Etiquette. It can be a big deal in France apparently. Much is written about what to do or avoid doing when dealing with the French such as always saying “Bonjour” when entering a shop-if you don’t you are thought to be rude. I recently read on a blog somewhere that you should never take wine as a gift when invited to someone’s home for dinner as the recipients will think that you think they don’t know enough about wine and need your help for the correct choice. I asked Maurice about this and he said it wasn’t true. It would only be true for a very formal dinner but for a dinner with friends bringing wine is fine.
So, we went to dinner at a friend’s-and brought a bottle of wine which was happily accepted-and Maurice brought up what I had read as I told above. The guy, who is a pretty formal person, agreed and said that you also shouldn’t take flowers because the wife is busy cooking dinner and then has to dig up a vase and take care of the flowers and it can be a hassle. I did once get a bouquet of flowers from three different people and have to admit he has a point as I could only find two vases. He said the proper thing to do,especially for a more formal affair, is to have flowers delievered a couple of hours before dinner. That had never occured to me.

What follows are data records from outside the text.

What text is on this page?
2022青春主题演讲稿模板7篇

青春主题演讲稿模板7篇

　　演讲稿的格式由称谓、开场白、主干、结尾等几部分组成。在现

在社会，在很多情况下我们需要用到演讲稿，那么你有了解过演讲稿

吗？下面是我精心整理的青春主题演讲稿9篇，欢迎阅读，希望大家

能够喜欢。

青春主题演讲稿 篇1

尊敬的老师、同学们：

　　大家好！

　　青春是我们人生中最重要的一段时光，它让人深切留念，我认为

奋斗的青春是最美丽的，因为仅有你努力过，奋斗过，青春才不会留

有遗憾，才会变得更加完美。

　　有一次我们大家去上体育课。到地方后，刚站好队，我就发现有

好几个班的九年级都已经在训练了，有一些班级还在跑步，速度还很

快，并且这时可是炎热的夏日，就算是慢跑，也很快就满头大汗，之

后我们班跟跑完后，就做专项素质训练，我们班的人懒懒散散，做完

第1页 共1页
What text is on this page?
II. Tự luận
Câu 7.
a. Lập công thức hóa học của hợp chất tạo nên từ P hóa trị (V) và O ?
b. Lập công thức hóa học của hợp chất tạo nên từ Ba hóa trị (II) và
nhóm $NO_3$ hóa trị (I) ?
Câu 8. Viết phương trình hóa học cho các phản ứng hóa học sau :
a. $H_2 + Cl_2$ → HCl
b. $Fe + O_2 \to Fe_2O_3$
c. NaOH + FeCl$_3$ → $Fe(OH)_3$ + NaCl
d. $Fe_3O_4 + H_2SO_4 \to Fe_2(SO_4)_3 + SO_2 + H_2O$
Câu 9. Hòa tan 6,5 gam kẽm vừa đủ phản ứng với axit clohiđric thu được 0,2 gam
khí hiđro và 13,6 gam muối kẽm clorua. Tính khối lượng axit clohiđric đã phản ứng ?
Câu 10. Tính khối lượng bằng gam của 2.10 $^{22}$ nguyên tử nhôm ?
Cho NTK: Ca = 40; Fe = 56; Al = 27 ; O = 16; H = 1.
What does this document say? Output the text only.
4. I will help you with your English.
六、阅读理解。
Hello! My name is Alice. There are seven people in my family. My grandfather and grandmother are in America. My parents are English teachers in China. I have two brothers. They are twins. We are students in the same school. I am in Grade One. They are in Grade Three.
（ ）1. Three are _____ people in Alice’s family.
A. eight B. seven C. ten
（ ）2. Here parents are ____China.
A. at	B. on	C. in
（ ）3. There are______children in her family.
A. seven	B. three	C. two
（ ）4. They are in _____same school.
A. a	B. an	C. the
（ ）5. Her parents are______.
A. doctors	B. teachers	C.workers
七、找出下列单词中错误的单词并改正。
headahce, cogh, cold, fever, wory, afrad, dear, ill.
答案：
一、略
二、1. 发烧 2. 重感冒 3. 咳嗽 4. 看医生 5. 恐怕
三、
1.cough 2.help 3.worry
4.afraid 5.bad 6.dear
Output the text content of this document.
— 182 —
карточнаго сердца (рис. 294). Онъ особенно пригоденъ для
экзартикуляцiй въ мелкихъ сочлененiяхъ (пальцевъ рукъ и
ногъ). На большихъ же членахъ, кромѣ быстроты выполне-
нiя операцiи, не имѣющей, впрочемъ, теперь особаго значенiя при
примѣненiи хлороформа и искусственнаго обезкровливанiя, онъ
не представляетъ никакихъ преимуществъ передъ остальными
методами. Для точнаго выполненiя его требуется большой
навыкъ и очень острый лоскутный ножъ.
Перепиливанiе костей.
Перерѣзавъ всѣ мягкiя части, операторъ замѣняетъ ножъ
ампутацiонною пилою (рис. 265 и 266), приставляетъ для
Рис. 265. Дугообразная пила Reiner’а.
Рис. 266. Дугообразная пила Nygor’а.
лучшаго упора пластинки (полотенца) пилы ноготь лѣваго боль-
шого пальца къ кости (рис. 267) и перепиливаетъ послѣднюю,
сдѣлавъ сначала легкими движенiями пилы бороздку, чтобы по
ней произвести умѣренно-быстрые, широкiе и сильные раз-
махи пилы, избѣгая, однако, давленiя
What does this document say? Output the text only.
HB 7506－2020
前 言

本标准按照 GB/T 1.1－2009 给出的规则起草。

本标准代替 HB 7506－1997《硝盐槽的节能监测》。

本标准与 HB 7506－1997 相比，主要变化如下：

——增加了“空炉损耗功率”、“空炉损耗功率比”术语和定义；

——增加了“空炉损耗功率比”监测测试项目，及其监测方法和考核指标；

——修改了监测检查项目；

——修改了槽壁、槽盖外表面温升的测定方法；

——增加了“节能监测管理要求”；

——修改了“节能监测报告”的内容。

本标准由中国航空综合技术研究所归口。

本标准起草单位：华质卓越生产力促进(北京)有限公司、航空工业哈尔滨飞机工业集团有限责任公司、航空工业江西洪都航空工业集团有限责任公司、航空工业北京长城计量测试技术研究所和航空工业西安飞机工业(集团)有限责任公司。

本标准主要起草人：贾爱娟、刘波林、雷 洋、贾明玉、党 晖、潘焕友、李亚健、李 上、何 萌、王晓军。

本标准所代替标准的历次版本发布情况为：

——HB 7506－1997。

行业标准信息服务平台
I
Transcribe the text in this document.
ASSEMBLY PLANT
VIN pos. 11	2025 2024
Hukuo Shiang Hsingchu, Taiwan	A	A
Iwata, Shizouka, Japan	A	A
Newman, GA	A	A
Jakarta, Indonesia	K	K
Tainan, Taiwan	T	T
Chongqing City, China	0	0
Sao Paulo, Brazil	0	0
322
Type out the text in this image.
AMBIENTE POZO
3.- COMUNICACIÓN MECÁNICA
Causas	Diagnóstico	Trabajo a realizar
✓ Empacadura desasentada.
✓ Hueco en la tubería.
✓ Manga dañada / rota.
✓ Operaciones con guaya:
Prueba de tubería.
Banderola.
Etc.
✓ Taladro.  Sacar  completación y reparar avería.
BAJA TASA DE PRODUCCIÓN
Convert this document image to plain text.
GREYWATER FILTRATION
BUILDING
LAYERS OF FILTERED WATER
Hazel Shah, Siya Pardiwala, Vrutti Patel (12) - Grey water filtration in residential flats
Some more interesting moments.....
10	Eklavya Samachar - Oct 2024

We all got to talking about etiquette and a young man who was there told me that America has all sorts of etiquette rules for dinners. This was news to me. I told him that, except for being late to someone’s home for dinner, I didn’t think there were that many rules in the States. He informed me that he took a course in college and that I was wrong. For instance, if I had a senator to dinner where would I seat him? To my right. If I had two senators the one on my right wouldn’t be the one I liked the best but the one belonging to the State that had entered the union first. I’m assuming that if I ever host a dinner in Washington, DC or in the White House, I will have to remember these rules but I doubt if I will ever have this problem. I left that night thinking that this arrogant young man should learn that you don’t tell someone from another country what the etiquette is their own country. You shouldn’t tell someone what’s wrong with the meal you just served them either which has happened to me here in France.